Some say money has to be backed by something. It is backed by something - the cars you drive, houses you live in food on the shelf, theatres that you visit, football games you watch. If money was not backed by something you would have rampant inflation. You and I having pockets of notes chasing a dwindling supply of fish & chips!
I'm certain that many of those bamboozled by the size of debt figures see that debt through the lens of a consumer in outer Sydney. Of course a family allowing debt to spiral would be bankrupt very soon - the debt those emotive time clocks refer to is not the same. Debt can be extinguished as quickly as it is created - though I see no evidence of it curtailing in the near term. I wonder how many armchair economists realise that money supply is wound back when a loan is retired! Ongoing loans feed the economy through the customers those loans create for products and services.

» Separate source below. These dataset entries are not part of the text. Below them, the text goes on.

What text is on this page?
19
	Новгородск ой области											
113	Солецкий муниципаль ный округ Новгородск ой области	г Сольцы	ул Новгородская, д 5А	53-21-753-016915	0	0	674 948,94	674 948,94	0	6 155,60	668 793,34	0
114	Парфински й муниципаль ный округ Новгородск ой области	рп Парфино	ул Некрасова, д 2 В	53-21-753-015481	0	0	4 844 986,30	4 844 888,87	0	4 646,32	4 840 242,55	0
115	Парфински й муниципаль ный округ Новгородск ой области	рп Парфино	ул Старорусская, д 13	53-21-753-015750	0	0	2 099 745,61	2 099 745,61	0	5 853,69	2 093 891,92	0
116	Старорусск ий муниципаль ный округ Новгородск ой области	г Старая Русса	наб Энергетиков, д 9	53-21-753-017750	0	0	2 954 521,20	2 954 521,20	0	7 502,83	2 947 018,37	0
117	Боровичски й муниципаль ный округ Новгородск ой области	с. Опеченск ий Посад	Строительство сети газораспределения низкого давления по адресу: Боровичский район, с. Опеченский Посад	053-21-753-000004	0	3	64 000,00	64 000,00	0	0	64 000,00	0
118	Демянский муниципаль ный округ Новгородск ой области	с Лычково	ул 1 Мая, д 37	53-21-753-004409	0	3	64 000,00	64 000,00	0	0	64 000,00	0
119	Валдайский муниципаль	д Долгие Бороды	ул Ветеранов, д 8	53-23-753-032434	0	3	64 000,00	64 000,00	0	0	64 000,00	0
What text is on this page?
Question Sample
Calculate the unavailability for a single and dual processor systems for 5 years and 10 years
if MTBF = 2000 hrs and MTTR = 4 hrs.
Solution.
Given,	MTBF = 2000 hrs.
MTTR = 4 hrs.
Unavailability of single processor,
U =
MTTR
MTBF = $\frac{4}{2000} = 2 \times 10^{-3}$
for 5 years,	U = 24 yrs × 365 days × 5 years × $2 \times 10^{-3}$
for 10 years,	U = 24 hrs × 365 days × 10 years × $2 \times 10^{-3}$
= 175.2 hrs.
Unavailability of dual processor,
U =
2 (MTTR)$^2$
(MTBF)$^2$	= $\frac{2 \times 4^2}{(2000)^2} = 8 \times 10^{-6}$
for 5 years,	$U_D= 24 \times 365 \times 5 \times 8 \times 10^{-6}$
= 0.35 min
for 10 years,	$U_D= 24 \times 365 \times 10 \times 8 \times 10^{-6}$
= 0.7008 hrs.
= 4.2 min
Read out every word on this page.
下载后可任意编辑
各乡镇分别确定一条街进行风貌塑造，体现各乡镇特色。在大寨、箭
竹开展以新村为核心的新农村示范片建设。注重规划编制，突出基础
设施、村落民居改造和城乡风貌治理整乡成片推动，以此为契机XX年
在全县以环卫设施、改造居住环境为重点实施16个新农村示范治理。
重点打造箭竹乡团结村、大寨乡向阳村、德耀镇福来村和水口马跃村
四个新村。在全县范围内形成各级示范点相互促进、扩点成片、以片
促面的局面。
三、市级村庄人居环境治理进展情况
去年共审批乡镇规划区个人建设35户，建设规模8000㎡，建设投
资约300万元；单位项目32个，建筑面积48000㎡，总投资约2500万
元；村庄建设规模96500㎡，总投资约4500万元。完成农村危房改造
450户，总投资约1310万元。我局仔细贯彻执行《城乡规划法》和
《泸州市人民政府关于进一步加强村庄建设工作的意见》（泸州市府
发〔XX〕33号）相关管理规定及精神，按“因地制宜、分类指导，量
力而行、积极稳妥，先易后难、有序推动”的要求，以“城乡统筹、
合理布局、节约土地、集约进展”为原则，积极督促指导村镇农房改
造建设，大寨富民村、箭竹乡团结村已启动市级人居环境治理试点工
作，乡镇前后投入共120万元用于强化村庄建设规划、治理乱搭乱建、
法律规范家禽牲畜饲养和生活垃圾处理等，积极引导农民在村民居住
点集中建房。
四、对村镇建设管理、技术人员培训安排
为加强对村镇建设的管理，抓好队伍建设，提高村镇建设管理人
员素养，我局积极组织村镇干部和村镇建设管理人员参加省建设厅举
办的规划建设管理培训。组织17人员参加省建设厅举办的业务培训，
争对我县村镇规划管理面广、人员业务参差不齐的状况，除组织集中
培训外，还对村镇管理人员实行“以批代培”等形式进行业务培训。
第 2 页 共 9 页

Thos bamboozled by the whole affair need to consider just one measure - inflation. It is easy to understand that if there is too much money sloshing around in the system not going to work in productive capacity then it will create buying pressure and price rises. We don't have inflation, in fact what we have is subdued inflation, we could do with a little more stimulus.
In the present day, it pleases me to an extent, that there are those willing to have their thinking clouded by seemingly erudite authors. Their illusions give opportunities for pragmatic traders/investors to earn a quid. I do feel sorry for the silent ones that are swayed by outrageous prophets of doom and the rise of gold. Gold will not make you rich, but it might win you favours with the fairer sex.